I have been a practicing physician for more than 27 years. I was trained as an orthopedic surgeon with a deep-rooted medical, surgical and drug philosophy. That philosophy was dramatically altered when my own health failed and it became impossible for me to work.
I was diagnosed with heart disease, cancer and had had a stroke, and my medical colleagues were at an impasse as to what to do. I was given little chance for survival and all of modern medicine’s miracles could not save me.
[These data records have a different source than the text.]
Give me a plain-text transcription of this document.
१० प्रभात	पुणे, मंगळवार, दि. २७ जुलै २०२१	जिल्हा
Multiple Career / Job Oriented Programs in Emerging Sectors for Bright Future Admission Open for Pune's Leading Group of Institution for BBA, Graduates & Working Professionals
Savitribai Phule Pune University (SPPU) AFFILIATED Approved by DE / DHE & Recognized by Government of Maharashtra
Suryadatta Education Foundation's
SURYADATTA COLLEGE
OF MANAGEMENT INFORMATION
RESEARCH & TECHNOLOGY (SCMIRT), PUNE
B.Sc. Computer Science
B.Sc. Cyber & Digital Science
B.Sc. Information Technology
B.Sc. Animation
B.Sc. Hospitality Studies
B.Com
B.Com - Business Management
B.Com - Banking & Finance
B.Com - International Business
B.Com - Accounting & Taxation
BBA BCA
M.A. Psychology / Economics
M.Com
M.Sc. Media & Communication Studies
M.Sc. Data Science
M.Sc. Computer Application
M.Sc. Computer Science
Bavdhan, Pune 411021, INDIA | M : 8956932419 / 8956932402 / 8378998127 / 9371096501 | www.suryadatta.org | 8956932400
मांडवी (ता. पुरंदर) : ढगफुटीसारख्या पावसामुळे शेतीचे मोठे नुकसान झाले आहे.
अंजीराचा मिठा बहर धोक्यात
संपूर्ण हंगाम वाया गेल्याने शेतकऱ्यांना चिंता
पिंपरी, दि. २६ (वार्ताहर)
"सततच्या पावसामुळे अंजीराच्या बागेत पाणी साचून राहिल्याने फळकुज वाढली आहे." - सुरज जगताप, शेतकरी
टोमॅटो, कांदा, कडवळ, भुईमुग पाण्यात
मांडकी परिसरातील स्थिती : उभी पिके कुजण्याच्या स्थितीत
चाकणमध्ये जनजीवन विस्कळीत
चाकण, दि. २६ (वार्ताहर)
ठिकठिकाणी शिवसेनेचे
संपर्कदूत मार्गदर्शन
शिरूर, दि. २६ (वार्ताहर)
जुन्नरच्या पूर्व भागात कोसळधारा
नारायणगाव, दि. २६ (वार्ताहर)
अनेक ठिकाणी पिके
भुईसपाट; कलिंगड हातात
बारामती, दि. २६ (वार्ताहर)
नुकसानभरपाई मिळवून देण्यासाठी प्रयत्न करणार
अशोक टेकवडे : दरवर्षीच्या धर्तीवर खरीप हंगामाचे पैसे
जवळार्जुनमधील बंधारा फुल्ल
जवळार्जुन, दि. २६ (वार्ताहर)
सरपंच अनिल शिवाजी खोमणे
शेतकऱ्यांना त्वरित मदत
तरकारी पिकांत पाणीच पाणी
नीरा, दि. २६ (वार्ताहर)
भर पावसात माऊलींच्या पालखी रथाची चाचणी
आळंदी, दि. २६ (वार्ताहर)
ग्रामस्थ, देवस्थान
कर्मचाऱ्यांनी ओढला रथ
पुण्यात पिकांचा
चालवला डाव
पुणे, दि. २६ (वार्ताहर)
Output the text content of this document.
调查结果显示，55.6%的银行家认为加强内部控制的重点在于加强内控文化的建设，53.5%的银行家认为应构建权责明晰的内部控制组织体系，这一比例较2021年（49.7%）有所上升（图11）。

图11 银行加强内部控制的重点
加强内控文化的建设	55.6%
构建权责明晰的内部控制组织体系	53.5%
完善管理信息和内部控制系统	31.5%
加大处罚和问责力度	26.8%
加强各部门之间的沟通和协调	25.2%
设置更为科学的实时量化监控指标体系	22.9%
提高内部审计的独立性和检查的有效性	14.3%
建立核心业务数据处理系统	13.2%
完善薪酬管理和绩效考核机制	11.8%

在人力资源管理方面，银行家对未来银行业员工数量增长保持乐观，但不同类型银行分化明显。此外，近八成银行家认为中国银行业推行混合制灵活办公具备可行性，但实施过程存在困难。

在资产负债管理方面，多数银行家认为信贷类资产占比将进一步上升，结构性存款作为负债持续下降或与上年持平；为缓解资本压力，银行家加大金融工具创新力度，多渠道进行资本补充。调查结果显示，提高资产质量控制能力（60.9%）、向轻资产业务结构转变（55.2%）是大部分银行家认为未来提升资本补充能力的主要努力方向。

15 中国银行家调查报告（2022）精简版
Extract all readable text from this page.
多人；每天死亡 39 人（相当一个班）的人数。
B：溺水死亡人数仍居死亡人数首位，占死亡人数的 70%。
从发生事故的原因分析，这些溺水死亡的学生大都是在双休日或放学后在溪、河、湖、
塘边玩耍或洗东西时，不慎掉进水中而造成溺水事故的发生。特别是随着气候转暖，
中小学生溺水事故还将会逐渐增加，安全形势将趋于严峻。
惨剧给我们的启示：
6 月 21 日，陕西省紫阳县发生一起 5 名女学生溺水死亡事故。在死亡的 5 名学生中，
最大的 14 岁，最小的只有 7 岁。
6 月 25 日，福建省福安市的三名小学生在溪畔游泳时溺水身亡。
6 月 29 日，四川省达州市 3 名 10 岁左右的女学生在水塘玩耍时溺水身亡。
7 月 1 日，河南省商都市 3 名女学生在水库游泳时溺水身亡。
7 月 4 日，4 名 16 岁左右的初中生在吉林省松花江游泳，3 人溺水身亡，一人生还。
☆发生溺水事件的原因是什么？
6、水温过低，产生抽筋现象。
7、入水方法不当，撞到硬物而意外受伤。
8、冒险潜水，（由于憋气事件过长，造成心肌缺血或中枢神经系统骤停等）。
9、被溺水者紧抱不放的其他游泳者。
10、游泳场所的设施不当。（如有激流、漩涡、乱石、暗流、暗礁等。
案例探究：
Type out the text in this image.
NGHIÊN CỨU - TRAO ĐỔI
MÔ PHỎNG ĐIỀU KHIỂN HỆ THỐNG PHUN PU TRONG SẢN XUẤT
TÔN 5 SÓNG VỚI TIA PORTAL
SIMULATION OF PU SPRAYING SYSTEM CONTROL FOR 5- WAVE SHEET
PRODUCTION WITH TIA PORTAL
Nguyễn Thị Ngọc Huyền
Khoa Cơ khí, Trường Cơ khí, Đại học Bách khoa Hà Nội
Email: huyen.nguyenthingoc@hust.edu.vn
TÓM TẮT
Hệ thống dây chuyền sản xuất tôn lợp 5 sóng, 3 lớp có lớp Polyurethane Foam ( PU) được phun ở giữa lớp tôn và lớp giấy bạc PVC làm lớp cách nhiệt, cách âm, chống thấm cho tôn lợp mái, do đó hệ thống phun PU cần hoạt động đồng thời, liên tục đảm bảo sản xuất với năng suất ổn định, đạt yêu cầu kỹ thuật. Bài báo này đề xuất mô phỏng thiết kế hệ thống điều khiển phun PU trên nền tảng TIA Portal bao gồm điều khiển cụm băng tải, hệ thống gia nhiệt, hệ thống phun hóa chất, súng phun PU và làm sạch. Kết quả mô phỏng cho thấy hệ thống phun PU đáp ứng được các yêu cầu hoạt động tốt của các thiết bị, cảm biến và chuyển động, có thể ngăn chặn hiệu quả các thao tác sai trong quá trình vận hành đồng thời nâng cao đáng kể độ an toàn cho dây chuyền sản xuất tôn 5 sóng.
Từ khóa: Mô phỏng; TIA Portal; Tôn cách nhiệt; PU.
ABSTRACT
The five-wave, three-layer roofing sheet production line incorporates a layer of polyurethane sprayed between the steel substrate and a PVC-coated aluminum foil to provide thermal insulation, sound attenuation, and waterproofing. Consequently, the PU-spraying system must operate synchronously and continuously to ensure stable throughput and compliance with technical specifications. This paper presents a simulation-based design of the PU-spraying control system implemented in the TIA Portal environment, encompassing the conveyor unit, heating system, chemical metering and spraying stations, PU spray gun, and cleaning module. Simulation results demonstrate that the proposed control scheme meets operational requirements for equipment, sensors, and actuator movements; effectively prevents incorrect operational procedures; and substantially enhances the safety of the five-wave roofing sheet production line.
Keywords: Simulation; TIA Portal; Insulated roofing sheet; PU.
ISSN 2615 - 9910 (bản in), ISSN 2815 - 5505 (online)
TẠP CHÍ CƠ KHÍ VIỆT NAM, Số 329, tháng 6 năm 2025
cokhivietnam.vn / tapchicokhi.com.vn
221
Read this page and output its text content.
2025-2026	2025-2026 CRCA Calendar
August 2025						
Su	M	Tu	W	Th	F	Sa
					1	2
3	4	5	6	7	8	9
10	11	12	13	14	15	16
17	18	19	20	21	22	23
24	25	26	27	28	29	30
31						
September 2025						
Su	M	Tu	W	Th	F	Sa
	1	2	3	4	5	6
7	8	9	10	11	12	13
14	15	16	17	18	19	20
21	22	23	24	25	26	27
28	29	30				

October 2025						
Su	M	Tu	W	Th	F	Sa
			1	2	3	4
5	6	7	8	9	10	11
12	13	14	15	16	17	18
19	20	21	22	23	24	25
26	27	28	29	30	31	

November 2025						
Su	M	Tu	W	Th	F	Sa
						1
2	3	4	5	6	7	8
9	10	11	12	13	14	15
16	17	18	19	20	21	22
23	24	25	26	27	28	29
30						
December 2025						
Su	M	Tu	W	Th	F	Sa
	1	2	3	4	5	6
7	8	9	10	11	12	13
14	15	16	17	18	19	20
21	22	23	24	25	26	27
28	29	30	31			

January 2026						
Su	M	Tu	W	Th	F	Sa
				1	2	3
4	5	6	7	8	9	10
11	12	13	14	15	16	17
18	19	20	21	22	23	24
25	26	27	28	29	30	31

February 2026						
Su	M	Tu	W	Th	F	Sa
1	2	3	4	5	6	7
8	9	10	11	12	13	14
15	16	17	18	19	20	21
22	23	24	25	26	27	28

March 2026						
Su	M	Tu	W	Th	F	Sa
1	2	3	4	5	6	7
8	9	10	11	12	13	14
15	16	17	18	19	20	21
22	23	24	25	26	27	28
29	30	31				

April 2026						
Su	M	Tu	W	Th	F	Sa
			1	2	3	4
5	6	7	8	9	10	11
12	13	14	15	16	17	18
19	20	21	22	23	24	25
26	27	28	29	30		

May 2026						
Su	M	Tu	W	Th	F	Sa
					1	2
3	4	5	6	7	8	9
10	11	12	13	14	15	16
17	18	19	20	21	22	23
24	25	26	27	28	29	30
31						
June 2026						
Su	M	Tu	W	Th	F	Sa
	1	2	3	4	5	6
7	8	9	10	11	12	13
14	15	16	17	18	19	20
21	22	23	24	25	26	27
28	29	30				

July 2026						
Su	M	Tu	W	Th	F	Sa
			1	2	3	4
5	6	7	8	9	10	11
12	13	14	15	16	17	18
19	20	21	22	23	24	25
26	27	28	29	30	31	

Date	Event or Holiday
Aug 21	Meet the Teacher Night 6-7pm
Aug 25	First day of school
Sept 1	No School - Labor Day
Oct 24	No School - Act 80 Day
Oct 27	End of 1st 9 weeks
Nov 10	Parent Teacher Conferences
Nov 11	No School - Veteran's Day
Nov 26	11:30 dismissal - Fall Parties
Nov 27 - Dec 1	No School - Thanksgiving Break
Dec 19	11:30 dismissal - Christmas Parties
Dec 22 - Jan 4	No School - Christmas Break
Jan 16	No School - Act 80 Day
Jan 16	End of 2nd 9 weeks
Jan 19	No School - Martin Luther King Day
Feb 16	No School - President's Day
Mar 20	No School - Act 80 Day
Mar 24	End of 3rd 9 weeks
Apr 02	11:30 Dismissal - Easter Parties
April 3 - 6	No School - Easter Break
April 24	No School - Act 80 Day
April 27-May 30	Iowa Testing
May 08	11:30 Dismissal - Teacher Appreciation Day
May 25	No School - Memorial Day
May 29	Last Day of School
My wife took responsibility for my health and researched alternatives and adjunctive therapies to traditional medical care. I discussed several alternative therapies with my colleagues, all of whom thought they were a waste of money and time. I was amazed that while no one was offering any hope or solution for my condition, no one wanted me to try any promising alternatives.
I began a series of intravenous chelation and intravenous vitamin therapies to detoxify and rebuild my body. By utilizing the best of traditional and alternative medicine, I have been given a good bill of health; I am back in practice (I now practice general and alternative medicine at Monmouth Advanced Medicine) and am brandishing a new philosophy on health care.
Health care needs to be a full partnership between the patient and the doctor. Health care needs to be a partnership between traditional and alternative health-care providers. Patients need to take more responsibility for their health through diet, exercise and research. In today’s world of HMOs, seven-minute office visits and miracle drugs, a patient’s good health is not a guarantee, but must be strived toward.